Dr Drift: already investigated the ECU issue, its just got a replacement rom on the board. Easy to take it out and put a new one in, or even just remap the same chip.

Ive since been told intake temps on the filter were at 45 degree's C. Im so sick of summer!

Red17

One thing you have to be careful of, an over rich mixture could be displayed as the engine running lean, oxygen sensors read the amount of oxygen in the exhaust, to rich and it wont burn, which means the oxygen wont either... The only way to know for sure is a 4 gas analyser, and look at hydrocarbons.....

If you have the stock cooler, and you measure the 14psi at the plenum, wouldn't the turbo then be runnng somewhere in the vicinity of 19psi maybe 20?

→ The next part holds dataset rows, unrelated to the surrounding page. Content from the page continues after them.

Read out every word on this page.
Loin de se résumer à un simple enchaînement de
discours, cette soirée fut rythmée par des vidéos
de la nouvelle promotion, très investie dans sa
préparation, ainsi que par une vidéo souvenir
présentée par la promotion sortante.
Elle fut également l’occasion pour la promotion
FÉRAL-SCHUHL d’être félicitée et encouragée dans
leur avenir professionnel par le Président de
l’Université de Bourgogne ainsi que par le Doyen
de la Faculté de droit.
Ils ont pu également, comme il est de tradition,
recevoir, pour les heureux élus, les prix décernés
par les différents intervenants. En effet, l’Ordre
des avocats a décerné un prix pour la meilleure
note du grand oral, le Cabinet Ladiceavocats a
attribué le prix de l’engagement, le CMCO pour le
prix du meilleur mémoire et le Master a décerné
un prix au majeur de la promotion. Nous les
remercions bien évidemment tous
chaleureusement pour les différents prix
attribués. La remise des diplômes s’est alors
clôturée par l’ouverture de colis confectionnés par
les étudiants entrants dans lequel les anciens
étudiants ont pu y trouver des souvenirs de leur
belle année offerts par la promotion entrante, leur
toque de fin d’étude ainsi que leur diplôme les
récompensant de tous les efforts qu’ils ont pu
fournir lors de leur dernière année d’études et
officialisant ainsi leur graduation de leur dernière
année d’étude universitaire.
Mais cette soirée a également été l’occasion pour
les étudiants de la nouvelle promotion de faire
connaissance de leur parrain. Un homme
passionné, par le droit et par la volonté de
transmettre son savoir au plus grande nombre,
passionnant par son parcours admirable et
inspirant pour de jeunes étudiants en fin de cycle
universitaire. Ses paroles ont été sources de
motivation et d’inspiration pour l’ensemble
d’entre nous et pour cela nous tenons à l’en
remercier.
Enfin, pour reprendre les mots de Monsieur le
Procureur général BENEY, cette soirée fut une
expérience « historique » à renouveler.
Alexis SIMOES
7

I heard that there is something like a 6psi drop through a standard 33 cooler. I doubt that a stock 32 cooler would be any better?

Originally posted by JiMiH

If you have the stock cooler, and you measure the 14psi at the plenum, wouldn't the turbo then be runnng somewhere in the vicinity of 19psi maybe 20?  

I heard that there is something like a 6psi drop through a standard 33 cooler. I doubt that a stock 32 cooler would be any better?

yes especially on a hot day u get about 6 psi drop from 5000rpm and above witht the stock cooler!